2. 2022 Corporate earnings – In our opinion, this is the most important driver of stock prices. After the -14% drop in S&P 500 earnings in 2020, earnings grew +47% in 2021 to an all time high. This was 45% higher than the previous record recorded in 2019. We believe earnings growth will be a very respectable high mid-single digit growth figure.
3. Volatility - It has been almost two years since we had a pullback of more than-5% for the S&P 500. This is not normal, and any one of the risks mentioned above could trigger a deeper pullback. Most likely it would be the Fed trying to thread the needle of curbing inflation but keeping the economy’s strength going. There will be a lot of noise around this subject, and that interest will create investment opportunities. But in the end, we believe that their plan is a good one with a high chance of success.
4. Interest rates - Just like 2021, holding very conservative bonds (US Treasuries) will probably cause you to lose value as rates move higher. We continue to favor shorter duration corporate bonds, and tax-free municipal bonds to offset that risk. We expect three interest rate hikes to finally move away from a fed funds rate target of zero.
5. Stocks - Strong earnings, solid balance sheets and relatively low rates will propel stocks higher, our guess is for mid-single digit returns.
Each year the SEC requires us to offer you a copy of its Securities and Exchange Commission Form ADV, Part II. This form documents offers standard information on our partnership. If you would like a copy, please let us know.
2021 Tax Documents – 1099’s should arrive in the mail in early February. The 1099’s have gotten much better in the last few years. They now include all cost basis information and all management fees paid, if debited from your account. Your tax preparer will need the 1099 to properly prepare your tax return.
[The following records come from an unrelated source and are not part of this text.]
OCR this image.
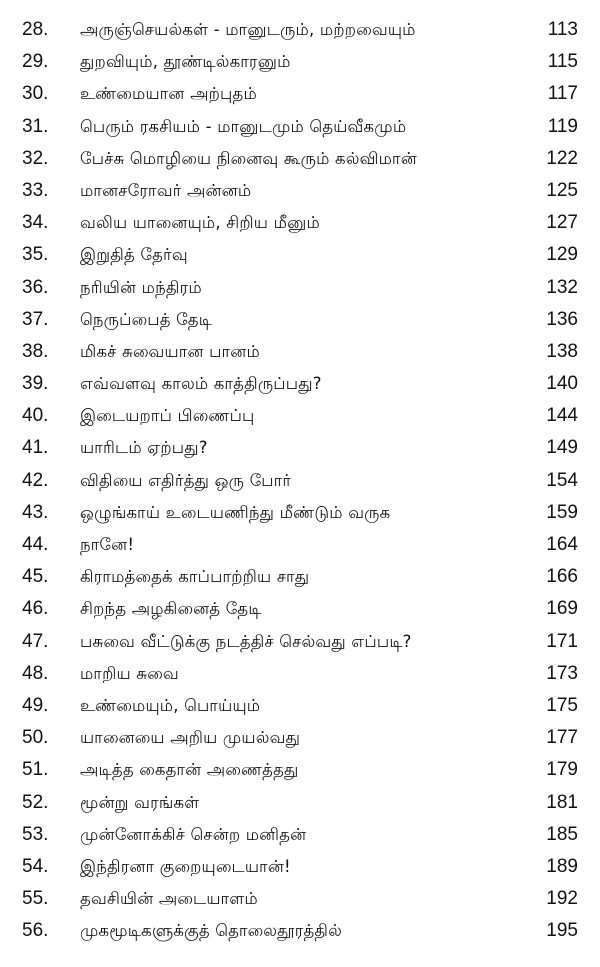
28.	அருஞ்செயல்கள் - மானுடரும், மற்றவையும்	113
29.	துறவியும், தூண்டில்காரனும்	115
30.	உண்மையான அற்புதம்	117
31.	பெரும் ரகசியம் - மானுடமும் தெய்வீகமும்	119
32.	பேச்சு மொழியை நினைவு கூரும் கல்விமான்	122
33.	மானசரோவர் அன்னம்	125
34.	வலிய யானையும், சிறிய மீனும்	127
35.	இறுதித் தேர்வு	129
36.	நரியின் மந்திரம்	132
37.	நெருப்பைத் தேடி	136
38.	மிகச் சுவையான பானம்	138
39.	எவ்வளவு காலம் காத்திருப்பது?	140
40.	இடையறாப் பிணைப்பு	144
41.	யாரிடம் ஏற்பது?	149
42.	விதியை எதிர்த்து ஒரு போர்	154
43.	ஒழுங்காய் உடையணிந்து மீண்டும் வருக	159
44.	நானே!	164
45.	கிராமத்தைக் காப்பாற்றிய சாது	166
46.	சிறந்த அழகினைத் தேடி	169
47.	பசுவை வீட்டுக்கு நடத்திச் செல்வது எப்படி?	171
48.	மாறிய சுவை	173
49.	உண்மையும், பொய்யும்	175
50.	யானையை அறிய முயல்வது	177
51.	அடித்த கைதான் அணைத்தது	179
52.	மூன்று வரங்கள்	181
53.	முன்னோக்கிச் சென்ற மனிதன்	185
54.	இந்திரனா குறையுடையான்!	189
55.	தவசியின் அடையாளம்	192
56.	முகமூடிகளுக்குத் தொலைதூரத்தில்	195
We are here to help answer any financial planning issues. Whether it’s a question about a loan, a mortgage, insurance, or retirement planning.
Should you have any administrative issues, you can always reach out to Kori or Christy, and be assured they will strive to help you in a timely and pleasant manner. Both can be reached using our toll-free phone number at (800) 472-8086.
We wish all our clients and friends a happy, healthy, and prosperous 2022. We want you to know that we value and appreciate your business. Thank you for trusting us to manage your financial well-being.